I was reviewing some basic stuff in Special Relativity, specifically the part where it can be proven that a straight line connecting two events is the path that maximizes the interval between these two events. The proof is easy using the metric with cartesian coordinates

[tex] ds^2 = -c^2dt^2 + dx^2 [/tex]

but I should get the same using polar coordinates (I'm working with two dimensions for simplicity). In that case I should work with the interval element

[tex] ds^2 = -\theta_0^2dt^2 + t^2d\theta^2 [/tex]

where t stands for a "radial" coordinate and [tex]\theta[/tex] is the angle in Minkowski spacetime and [tex] \theta_0[/tex] is a real constant that is there for dimensionality reasons . This way the interval is

[tex] \Delta s = \int_{p_1}^{p_2}d\theta \sqrt{-\theta_0^2 t'^2 + t^2} [/tex]

where [tex]t'[/tex] is the derivative of t wrt [tex]\theta[/tex]. Now, I will use the Euler-Lagrange equations to get the stationary path

[tex]\frac{d}{d\theta} \frac{\partial \sqrt{-\theta_0^2 t'^2 + t^2}}{\partial t'} = \frac{\partial \sqrt{-\theta_0^2 t'^2 + t^2}}{\partial t} [/tex]

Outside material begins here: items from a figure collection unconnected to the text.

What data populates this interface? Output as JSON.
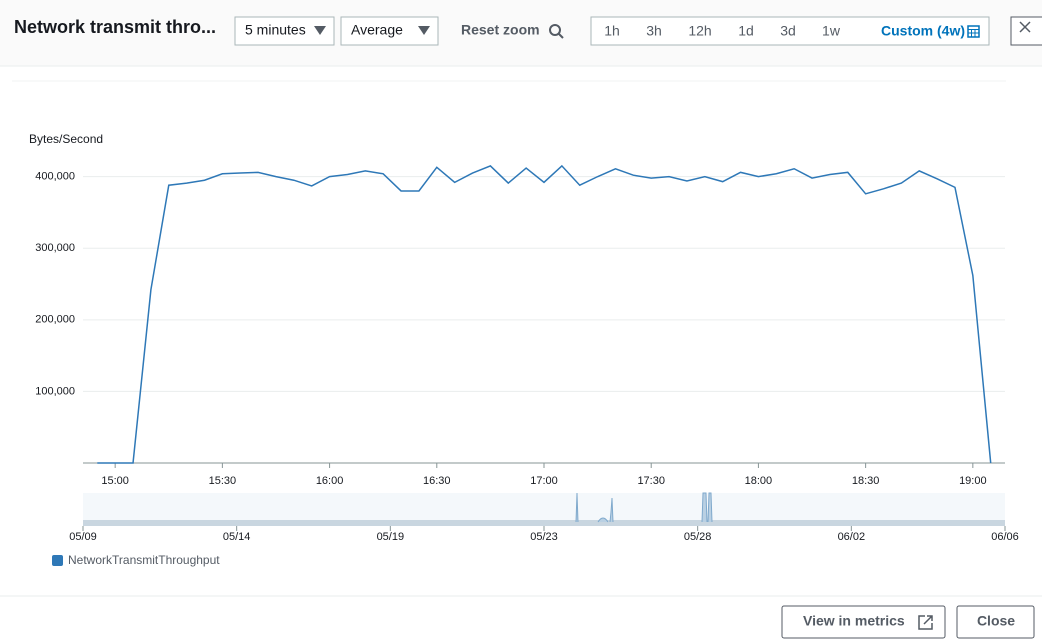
{
  "header": {
    "title": "Network transmit thro...",
    "period": "5 minutes",
    "statistic": "Average",
    "reset_zoom": "Reset zoom",
    "ranges": [
      "1h",
      "3h",
      "12h",
      "1d",
      "3d",
      "1w",
      "Custom (4w)"
    ]
  },
  "chart_data": {
    "type": "line",
    "y_label": "Bytes/Second",
    "x": [
      895,
      900,
      905,
      910,
      915,
      920,
      925,
      930,
      935,
      940,
      945,
      950,
      955,
      960,
      965,
      970,
      975,
      980,
      985,
      990,
      995,
      1000,
      1005,
      1010,
      1015,
      1020,
      1025,
      1030,
      1035,
      1040,
      1045,
      1050,
      1055,
      1060,
      1065,
      1070,
      1075,
      1080,
      1085,
      1090,
      1095,
      1100,
      1105,
      1110,
      1115,
      1120,
      1125,
      1130,
      1135,
      1140,
      1145
    ],
    "series": [
      {
        "name": "NetworkTransmitThroughput",
        "color": "#2e78b7",
        "values": [
          0,
          0,
          0,
          242000,
          388000,
          391000,
          395000,
          404000,
          405000,
          406000,
          400000,
          395000,
          387000,
          400000,
          403000,
          408000,
          404000,
          380000,
          380000,
          413000,
          392000,
          405000,
          415000,
          391000,
          412000,
          392000,
          415000,
          388000,
          400000,
          411000,
          402000,
          398000,
          400000,
          394000,
          400000,
          393000,
          406000,
          400000,
          404000,
          411000,
          398000,
          403000,
          406000,
          376000,
          383000,
          391000,
          408000,
          397000,
          385000,
          262000,
          0
        ]
      }
    ],
    "xlim": [
      891,
      1149
    ],
    "xticks": [
      {
        "value": 900,
        "label": "15:00"
      },
      {
        "value": 930,
        "label": "15:30"
      },
      {
        "value": 960,
        "label": "16:00"
      },
      {
        "value": 990,
        "label": "16:30"
      },
      {
        "value": 1020,
        "label": "17:00"
      },
      {
        "value": 1050,
        "label": "17:30"
      },
      {
        "value": 1080,
        "label": "18:00"
      },
      {
        "value": 1110,
        "label": "18:30"
      },
      {
        "value": 1140,
        "label": "19:00"
      }
    ],
    "ylim": [
      0,
      440000
    ],
    "yticks": [
      {
        "value": 100000,
        "label": "100,000"
      },
      {
        "value": 200000,
        "label": "200,000"
      },
      {
        "value": 300000,
        "label": "300,000"
      },
      {
        "value": 400000,
        "label": "400,000"
      }
    ],
    "grid": true
  },
  "navigator": {
    "ticks": [
      "05/09",
      "05/14",
      "05/19",
      "05/23",
      "05/28",
      "06/02",
      "06/06"
    ]
  },
  "footer": {
    "buttons": [
      "View in metrics",
      "Close"
    ]
  }
}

Operating I get (I've checked this many times but please re-check it)

[tex] -\frac{t''}{t} + 2\frac{t'^2}{t^2} = \frac{1}{\theta_0^2} [/tex]

which, by changing variables [tex] t \rightarrow 1/y [/tex]

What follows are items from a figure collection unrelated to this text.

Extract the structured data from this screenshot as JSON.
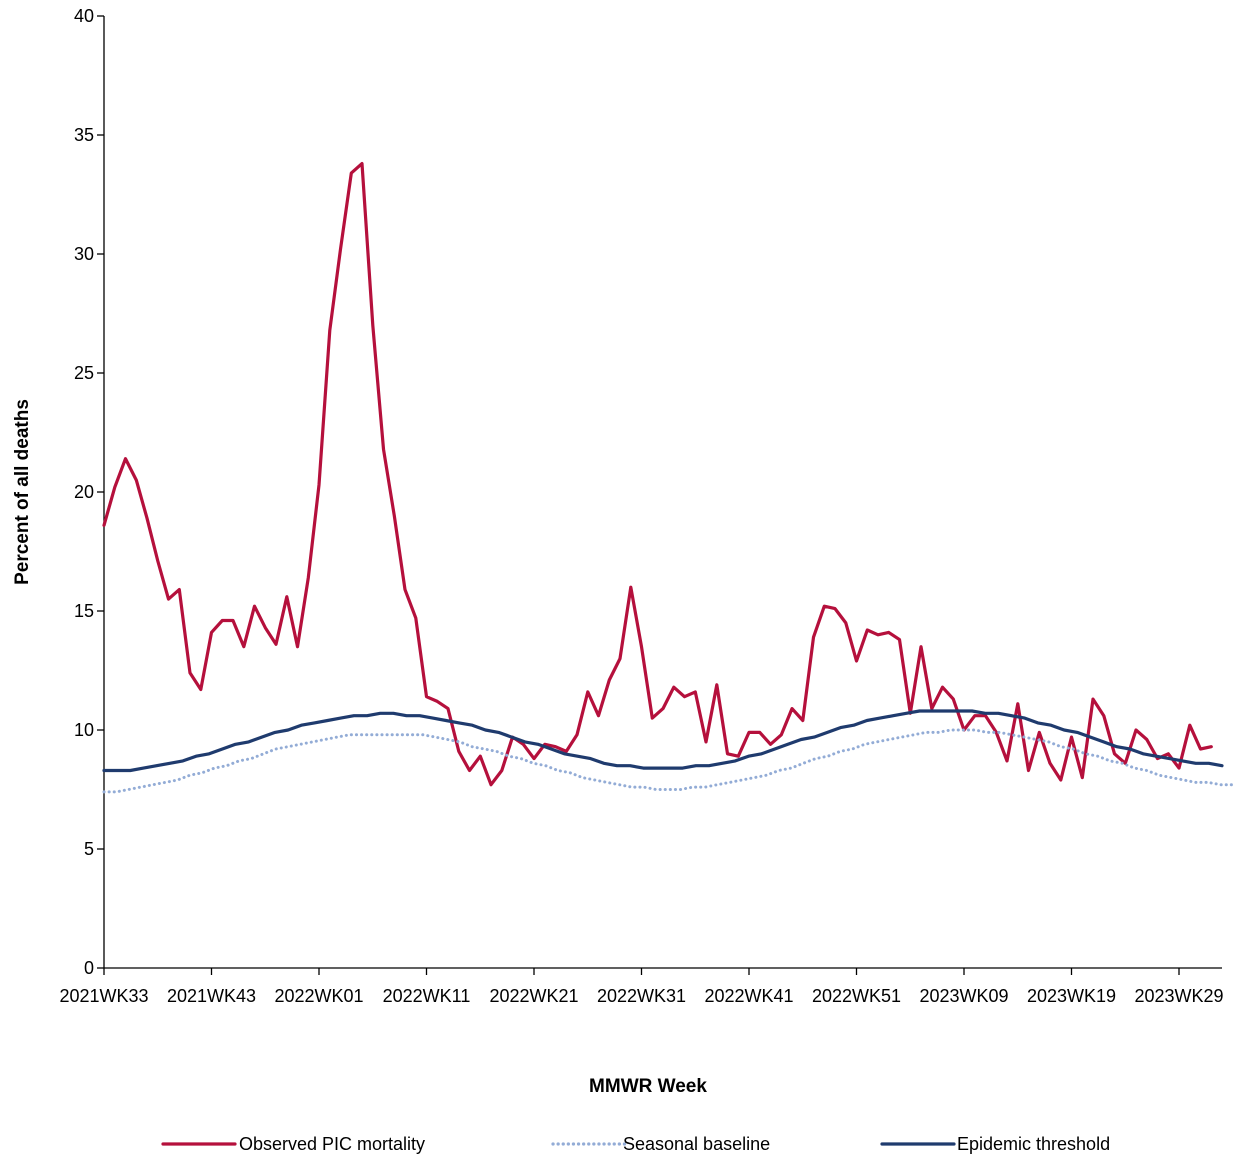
{
  "chart_data": {
    "type": "line",
    "title": "",
    "xlabel": "MMWR Week",
    "ylabel": "Percent of all deaths",
    "ylim": [
      0,
      40
    ],
    "yticks": [
      0,
      5,
      10,
      15,
      20,
      25,
      30,
      35,
      40
    ],
    "grid": false,
    "legend_position": "bottom",
    "x_tick_labels": [
      "2021WK33",
      "2021WK43",
      "2022WK01",
      "2022WK11",
      "2022WK21",
      "2022WK31",
      "2022WK41",
      "2022WK51",
      "2023WK09",
      "2023WK19",
      "2023WK29"
    ],
    "x_tick_positions": [
      0,
      10,
      20,
      30,
      40,
      50,
      60,
      70,
      80,
      90,
      100
    ],
    "x_range": [
      0,
      104
    ],
    "series": [
      {
        "name": "Observed PIC mortality",
        "color": "#b5103c",
        "style": "solid",
        "values": [
          18.6,
          20.2,
          21.4,
          20.5,
          18.9,
          17.1,
          15.5,
          15.9,
          12.4,
          11.7,
          14.1,
          14.6,
          14.6,
          13.5,
          15.2,
          14.3,
          13.6,
          15.6,
          13.5,
          16.4,
          20.3,
          26.8,
          30.2,
          33.4,
          33.8,
          27.0,
          21.8,
          19.0,
          15.9,
          14.7,
          11.4,
          11.2,
          10.9,
          9.1,
          8.3,
          8.9,
          7.7,
          8.3,
          9.7,
          9.4,
          8.8,
          9.4,
          9.3,
          9.1,
          9.8,
          11.6,
          10.6,
          12.1,
          13.0,
          16.0,
          13.5,
          10.5,
          10.9,
          11.8,
          11.4,
          11.6,
          9.5,
          11.9,
          9.0,
          8.9,
          9.9,
          9.9,
          9.4,
          9.8,
          10.9,
          10.4,
          13.9,
          15.2,
          15.1,
          14.5,
          12.9,
          14.2,
          14.0,
          14.1,
          13.8,
          10.7,
          13.5,
          10.9,
          11.8,
          11.3,
          10.0,
          10.6,
          10.6,
          9.9,
          8.7,
          11.1,
          8.3,
          9.9,
          8.6,
          7.9,
          9.7,
          8.0,
          11.3,
          10.6,
          9.0,
          8.6,
          10.0,
          9.6,
          8.8,
          9.0,
          8.4,
          10.2,
          9.2,
          9.3
        ],
        "x_start": 0
      },
      {
        "name": "Seasonal baseline",
        "color": "#93acd6",
        "style": "dotted",
        "values": [
          7.4,
          7.4,
          7.5,
          7.6,
          7.7,
          7.8,
          7.9,
          8.1,
          8.2,
          8.4,
          8.5,
          8.7,
          8.8,
          9.0,
          9.2,
          9.3,
          9.4,
          9.5,
          9.6,
          9.7,
          9.8,
          9.8,
          9.8,
          9.8,
          9.8,
          9.8,
          9.8,
          9.7,
          9.6,
          9.5,
          9.3,
          9.2,
          9.1,
          8.9,
          8.8,
          8.6,
          8.5,
          8.3,
          8.2,
          8.0,
          7.9,
          7.8,
          7.7,
          7.6,
          7.6,
          7.5,
          7.5,
          7.5,
          7.6,
          7.6,
          7.7,
          7.8,
          7.9,
          8.0,
          8.1,
          8.3,
          8.4,
          8.6,
          8.8,
          8.9,
          9.1,
          9.2,
          9.4,
          9.5,
          9.6,
          9.7,
          9.8,
          9.9,
          9.9,
          10.0,
          10.0,
          10.0,
          9.9,
          9.9,
          9.8,
          9.7,
          9.6,
          9.5,
          9.3,
          9.2,
          9.0,
          8.9,
          8.7,
          8.6,
          8.4,
          8.3,
          8.1,
          8.0,
          7.9,
          7.8,
          7.8,
          7.7,
          7.7
        ],
        "x_start": 0,
        "x_step": 1.1413
      },
      {
        "name": "Epidemic threshold",
        "color": "#1f3b6e",
        "style": "solid",
        "values": [
          8.3,
          8.3,
          8.3,
          8.4,
          8.5,
          8.6,
          8.7,
          8.9,
          9.0,
          9.2,
          9.4,
          9.5,
          9.7,
          9.9,
          10.0,
          10.2,
          10.3,
          10.4,
          10.5,
          10.6,
          10.6,
          10.7,
          10.7,
          10.6,
          10.6,
          10.5,
          10.4,
          10.3,
          10.2,
          10.0,
          9.9,
          9.7,
          9.5,
          9.4,
          9.2,
          9.0,
          8.9,
          8.8,
          8.6,
          8.5,
          8.5,
          8.4,
          8.4,
          8.4,
          8.4,
          8.5,
          8.5,
          8.6,
          8.7,
          8.9,
          9.0,
          9.2,
          9.4,
          9.6,
          9.7,
          9.9,
          10.1,
          10.2,
          10.4,
          10.5,
          10.6,
          10.7,
          10.8,
          10.8,
          10.8,
          10.8,
          10.8,
          10.7,
          10.7,
          10.6,
          10.5,
          10.3,
          10.2,
          10.0,
          9.9,
          9.7,
          9.5,
          9.3,
          9.2,
          9.0,
          8.9,
          8.8,
          8.7,
          8.6,
          8.6,
          8.5
        ],
        "x_start": 0,
        "x_step": 1.2235
      }
    ]
  }
}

[tex] y'' - \frac{1}{\theta_0^2} y = 0 [/tex]

which has as solutions hyperbolic sines and cosines or, equivalently, a multiple of a hyperbolic cosine with a phase. This should be wrong because what I expect is to get a straight line in Minkowski spacetime as solution. A straight line in polar coordinates is something of the form

[tex] t = t_0 sec[\frac{1}{\theta_0} \theta + \phi] [/tex]

which means that the differential equation for y should have a PLUS sign in front of [tex]1/\theta_0^2[/tex].

What is wrong here?

Also, I would like to know as to what the best way to see whether the stationary function obtained by the E-L equations is a maximum or a minimum (or just a "saddle point") is.